The Dinner Roll...

Discussion in 'The Lounge' started by hvt, Mar 21, 2010.

  1. hvt

    hvt Private E-2

    Once upon a time I was invited to the White House for a private dinner
    with the President.

    I am a respected businessman, with a factory that produces memory chips
    for computers and portable electronics.

    There was some talk that my industry was being scrutinized by the
    administration, but I paid it no mind. I live in a FREE country. There's nothing
    that the government can do to me if I've broken no laws. My wealth was
    EARNED honestly, and an invitation to dinner with an American President is an
    honor.

    I checked my coat, was greeted by the Chief of Staff, and joined the
    President in a yellow dining room.

    We sat across from each other at a table draped in white linen. The Great
    Seal was embossed on the china. Uniformed staff served our dinner.

    The meal was served, and I was startled when my waiter suddenly reached
    out, plucked a dinner roll off my plate and began nibbling it as he walked
    back to the kitchen..

    "Sorry 'bout that," said the President. "Andrew is very hungry."

    "I don't appreciate..." I began, but as I looked into the calm brown eyes
    across from me, I felt immediately guilty and petty. It was just a dinner
    roll. "Of course," I concluded, and reached for my glass.

    Before I could, however, another waiter reached forward, took the glass
    away and swallowed the wine in a single gulp. "And his brother, Eric, is
    very thirsty," said the President.

    I didn't say anything. The President is testing my compassion, I thought.
    I withheld my comments and decided to play along. I don't want to seem
    unkind..

    My plate was whisked away before I had tasted a bite.

    "Eric's children are also quite hungry."

    With a lurch, I crashed to the floor. My chair had been pulled out from
    under me.

    I stood, brushing myself off angrily, and watched as it was carried from
    the room.

    And their grandmother can't stand for long."

    I excused myself, smiling outwardly, but inside feeling like a fool.
    Obviously I had been invited to the White House to be sport for some game.
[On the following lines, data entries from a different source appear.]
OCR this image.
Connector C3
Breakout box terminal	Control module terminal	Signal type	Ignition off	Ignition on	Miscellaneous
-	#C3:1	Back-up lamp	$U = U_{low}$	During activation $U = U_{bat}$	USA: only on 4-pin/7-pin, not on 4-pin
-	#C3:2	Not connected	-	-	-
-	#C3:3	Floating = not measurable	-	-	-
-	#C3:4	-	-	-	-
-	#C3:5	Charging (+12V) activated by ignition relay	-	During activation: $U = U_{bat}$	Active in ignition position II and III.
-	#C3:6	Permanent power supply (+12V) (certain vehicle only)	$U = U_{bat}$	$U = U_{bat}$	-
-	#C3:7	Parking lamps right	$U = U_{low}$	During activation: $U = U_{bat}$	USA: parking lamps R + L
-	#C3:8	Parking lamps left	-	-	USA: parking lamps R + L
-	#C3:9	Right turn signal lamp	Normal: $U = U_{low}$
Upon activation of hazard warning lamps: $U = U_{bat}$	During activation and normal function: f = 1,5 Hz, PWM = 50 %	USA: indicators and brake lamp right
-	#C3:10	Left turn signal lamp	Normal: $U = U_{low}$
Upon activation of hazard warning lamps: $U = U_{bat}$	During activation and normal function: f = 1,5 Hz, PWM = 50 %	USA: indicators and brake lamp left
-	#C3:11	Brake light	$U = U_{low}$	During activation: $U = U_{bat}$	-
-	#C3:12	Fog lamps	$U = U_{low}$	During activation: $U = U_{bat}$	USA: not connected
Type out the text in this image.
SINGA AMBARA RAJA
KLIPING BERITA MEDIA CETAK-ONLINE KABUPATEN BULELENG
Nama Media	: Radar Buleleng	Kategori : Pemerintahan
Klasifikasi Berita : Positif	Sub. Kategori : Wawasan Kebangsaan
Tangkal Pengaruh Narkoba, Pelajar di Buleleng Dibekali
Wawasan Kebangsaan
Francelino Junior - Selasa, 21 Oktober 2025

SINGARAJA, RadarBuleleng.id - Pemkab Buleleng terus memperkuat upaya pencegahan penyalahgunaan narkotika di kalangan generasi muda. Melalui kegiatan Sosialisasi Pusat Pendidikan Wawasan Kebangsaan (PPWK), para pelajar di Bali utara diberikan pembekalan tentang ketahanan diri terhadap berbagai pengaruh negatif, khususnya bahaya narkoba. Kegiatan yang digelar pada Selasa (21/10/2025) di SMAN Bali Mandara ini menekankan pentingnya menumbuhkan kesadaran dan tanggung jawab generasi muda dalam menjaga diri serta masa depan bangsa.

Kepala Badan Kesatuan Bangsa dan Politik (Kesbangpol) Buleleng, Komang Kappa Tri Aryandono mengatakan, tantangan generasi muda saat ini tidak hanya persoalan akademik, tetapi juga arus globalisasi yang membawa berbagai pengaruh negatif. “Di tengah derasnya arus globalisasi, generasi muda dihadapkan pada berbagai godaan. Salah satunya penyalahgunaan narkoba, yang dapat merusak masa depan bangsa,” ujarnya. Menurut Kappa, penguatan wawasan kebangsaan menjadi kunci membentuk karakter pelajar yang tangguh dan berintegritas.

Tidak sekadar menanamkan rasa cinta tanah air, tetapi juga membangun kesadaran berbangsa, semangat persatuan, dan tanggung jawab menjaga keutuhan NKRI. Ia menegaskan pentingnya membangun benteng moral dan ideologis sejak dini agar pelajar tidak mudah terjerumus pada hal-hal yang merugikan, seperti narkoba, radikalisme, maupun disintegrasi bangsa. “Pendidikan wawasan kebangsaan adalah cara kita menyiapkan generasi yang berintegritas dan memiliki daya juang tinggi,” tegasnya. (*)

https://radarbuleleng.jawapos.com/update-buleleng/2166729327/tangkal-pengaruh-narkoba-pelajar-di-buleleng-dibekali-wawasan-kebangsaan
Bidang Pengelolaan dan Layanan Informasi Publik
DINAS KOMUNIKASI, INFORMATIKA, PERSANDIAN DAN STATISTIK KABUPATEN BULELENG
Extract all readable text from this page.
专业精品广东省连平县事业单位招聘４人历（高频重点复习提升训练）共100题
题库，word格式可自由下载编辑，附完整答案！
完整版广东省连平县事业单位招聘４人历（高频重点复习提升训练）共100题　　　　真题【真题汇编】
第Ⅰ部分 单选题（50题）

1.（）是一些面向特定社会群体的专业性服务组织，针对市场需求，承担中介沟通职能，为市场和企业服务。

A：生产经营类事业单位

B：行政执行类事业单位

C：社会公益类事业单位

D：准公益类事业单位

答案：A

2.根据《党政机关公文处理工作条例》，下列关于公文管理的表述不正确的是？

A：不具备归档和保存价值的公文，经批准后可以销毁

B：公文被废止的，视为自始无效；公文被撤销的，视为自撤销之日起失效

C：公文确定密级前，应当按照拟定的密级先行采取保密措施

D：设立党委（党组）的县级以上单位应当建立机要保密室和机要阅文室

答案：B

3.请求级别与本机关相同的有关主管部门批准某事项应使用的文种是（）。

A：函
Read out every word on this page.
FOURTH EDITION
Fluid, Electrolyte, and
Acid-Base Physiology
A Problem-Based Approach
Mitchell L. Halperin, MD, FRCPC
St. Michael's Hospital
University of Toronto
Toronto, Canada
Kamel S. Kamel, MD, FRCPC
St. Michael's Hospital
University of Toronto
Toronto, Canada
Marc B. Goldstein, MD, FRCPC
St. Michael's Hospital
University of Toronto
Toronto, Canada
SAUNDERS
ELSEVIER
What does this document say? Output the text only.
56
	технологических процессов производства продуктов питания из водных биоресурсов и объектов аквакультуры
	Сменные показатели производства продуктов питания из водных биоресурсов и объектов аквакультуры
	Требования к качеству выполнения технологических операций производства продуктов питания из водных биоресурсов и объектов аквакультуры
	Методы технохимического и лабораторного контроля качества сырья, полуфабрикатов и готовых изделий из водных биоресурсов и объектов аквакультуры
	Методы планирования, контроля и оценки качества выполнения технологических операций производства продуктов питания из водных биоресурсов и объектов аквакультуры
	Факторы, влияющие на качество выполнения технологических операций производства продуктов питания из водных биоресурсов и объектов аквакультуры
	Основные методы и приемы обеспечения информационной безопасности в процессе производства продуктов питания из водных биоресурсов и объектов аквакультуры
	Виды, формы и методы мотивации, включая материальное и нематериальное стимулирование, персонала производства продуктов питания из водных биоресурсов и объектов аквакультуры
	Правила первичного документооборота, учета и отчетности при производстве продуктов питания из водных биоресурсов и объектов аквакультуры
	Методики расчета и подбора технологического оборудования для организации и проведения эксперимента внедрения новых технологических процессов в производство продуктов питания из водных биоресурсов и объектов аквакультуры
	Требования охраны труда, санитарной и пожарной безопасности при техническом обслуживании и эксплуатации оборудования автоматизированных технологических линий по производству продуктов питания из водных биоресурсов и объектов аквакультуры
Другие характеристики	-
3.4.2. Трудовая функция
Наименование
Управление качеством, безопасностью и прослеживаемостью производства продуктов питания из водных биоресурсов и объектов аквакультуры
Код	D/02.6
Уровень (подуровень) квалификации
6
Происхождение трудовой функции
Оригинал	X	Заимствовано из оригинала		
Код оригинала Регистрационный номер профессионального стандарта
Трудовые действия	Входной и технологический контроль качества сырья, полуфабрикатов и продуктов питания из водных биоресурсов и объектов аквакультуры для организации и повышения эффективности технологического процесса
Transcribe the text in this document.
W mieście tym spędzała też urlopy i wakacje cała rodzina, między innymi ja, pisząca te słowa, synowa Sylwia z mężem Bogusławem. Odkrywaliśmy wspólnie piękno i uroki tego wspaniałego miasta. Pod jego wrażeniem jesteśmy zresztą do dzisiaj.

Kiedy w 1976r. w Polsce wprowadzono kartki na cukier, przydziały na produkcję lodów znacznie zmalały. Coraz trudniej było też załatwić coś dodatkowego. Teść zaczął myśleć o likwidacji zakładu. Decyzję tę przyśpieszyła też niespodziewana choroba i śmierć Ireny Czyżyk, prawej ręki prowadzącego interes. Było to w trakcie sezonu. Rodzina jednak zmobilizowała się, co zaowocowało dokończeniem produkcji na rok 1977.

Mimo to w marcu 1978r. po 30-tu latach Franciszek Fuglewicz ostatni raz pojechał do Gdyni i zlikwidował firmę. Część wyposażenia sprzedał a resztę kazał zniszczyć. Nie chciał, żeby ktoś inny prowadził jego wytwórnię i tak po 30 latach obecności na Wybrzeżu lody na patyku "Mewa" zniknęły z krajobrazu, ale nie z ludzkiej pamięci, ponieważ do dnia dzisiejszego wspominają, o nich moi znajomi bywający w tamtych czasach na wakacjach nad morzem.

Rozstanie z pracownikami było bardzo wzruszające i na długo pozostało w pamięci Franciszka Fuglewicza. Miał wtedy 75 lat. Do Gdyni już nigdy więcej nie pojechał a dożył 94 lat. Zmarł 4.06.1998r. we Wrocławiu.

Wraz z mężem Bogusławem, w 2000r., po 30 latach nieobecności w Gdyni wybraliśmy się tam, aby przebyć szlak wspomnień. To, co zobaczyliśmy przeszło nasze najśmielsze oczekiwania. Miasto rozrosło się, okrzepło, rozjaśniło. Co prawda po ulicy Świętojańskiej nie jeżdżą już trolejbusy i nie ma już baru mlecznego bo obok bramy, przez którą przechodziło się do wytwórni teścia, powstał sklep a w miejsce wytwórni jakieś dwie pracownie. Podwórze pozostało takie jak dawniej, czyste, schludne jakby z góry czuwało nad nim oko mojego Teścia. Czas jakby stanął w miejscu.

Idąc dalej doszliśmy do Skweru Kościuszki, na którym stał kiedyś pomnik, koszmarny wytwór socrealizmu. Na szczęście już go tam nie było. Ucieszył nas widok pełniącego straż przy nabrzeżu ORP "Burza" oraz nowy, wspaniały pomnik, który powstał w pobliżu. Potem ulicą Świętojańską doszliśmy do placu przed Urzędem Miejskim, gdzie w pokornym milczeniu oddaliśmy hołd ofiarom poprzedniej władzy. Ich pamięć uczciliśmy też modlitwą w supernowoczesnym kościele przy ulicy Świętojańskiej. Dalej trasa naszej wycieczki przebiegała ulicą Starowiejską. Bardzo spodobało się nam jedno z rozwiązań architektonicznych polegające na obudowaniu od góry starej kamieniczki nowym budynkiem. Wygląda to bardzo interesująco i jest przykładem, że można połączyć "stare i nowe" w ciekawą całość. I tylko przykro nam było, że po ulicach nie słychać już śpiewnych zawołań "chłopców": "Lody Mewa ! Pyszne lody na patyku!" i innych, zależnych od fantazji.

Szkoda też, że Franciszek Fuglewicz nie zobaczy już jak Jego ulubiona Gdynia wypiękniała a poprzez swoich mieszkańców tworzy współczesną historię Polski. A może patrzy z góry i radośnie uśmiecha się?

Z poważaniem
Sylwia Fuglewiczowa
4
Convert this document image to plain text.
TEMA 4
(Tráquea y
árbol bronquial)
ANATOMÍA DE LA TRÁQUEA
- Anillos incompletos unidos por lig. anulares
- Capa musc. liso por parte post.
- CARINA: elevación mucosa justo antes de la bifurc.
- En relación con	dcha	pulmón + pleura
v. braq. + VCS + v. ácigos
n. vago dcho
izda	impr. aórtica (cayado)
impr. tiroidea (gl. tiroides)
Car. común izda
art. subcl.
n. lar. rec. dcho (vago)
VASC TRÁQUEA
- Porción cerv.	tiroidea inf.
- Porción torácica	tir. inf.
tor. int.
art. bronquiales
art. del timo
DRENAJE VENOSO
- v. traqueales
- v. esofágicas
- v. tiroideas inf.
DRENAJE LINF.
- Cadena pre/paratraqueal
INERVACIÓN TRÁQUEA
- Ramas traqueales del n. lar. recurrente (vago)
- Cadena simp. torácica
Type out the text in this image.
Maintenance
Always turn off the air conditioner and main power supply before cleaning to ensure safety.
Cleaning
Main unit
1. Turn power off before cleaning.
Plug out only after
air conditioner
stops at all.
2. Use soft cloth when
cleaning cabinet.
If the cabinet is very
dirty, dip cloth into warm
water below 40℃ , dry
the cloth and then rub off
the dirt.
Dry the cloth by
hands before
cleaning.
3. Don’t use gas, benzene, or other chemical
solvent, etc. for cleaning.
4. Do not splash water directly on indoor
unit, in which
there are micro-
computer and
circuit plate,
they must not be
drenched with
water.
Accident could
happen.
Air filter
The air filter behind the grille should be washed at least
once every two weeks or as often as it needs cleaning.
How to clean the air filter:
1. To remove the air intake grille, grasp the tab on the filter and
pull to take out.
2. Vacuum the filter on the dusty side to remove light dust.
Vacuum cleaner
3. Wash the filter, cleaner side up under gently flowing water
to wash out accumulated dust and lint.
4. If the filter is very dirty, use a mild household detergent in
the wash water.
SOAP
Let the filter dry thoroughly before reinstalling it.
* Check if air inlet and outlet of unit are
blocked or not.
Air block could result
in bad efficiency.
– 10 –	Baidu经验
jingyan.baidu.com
I
    reached for my coat, to find that it had been taken.

    I turned back to the President.

    "Their grandfather doesn't like the cold."

    I wanted to shout, "that was my coat!" But again, I looked at the placid
    smiling face of my host and decided I was being a poor sport. I spread my
    hands helplessly and chuckled.

    Then I felt my hip pocket and realized my wallet was gone. I excused
    myself and walked to a phone on an elegant side table.

    I learned shortly that my credit cards had been maxed out, my bank
    accounts emptied, my retirement and equity portfolios had vanished, and my wife
    had been thrown out of our home.

    Apparently, the waiters and their families were moving in. The President
    hadn't moved or spoken as I learned all this, but finally I lowered the
    phone into its cradle and turned to face him.

    "Andrew's whole family has made bad financial decisions. They haven't
    planned for retirement and they need a house. They recently defaulted on a
    subprime mortgage. I told them they could have your home. They need it more
    than you do."

    My hands were shaking. I felt faint I stumbled back to the table and
    knelt on the floor.

    The President cheerfully cut his meat, ate his steak, and drank his wine.
    I lowered my eyes and stared at the small grey circles on the tablecloth
    that were water drops.

    "By the way," he added, "I have just signed an Executive Order
    nationalizing your factories.

    I'm firing you as head of your business. I'll be operating the firm now
    for the benefit of all mankind.

    There's a whole bunch of Erics and Andrews out there and they can't come
    to you for jobs groveling like beggars...we need to spread YOUR wealth
    around..."

    I looked up. The President dropped his spoon into the empty ramekin which
    had been his crème Brule.

    He drained the last drops of his wine. As the table was cleared, he lit a
    cigarette and leaned back in his chair.

    He stared at me. I clung to the edge of the table as if it were a ledge
    and I were a man hanging over an abyss.

    I thought of the years behind me, of the life I had lived. The life I
    had earned with a lifetime of work, risk and struggle.

    Why was I punished? How had I allowed it to be taken? What game had I
    played and lost? I looked across the table and noticed with some surprise
    that there was no game board between us.

    What had I done wrong?

    As if answering the unspoken thought, President Obama suddenly cocked his
    head, locked his empty eyes to mine, and bared a million teeth, chuckling
    wryly as he folded his hands.

    "You should have stopped me at the dinner roll," he said.

    WAKE UP AMERICA!!!
     
  2. LejaBeatz

    LejaBeatz Private E-2

    No one cares anymore until it is too late.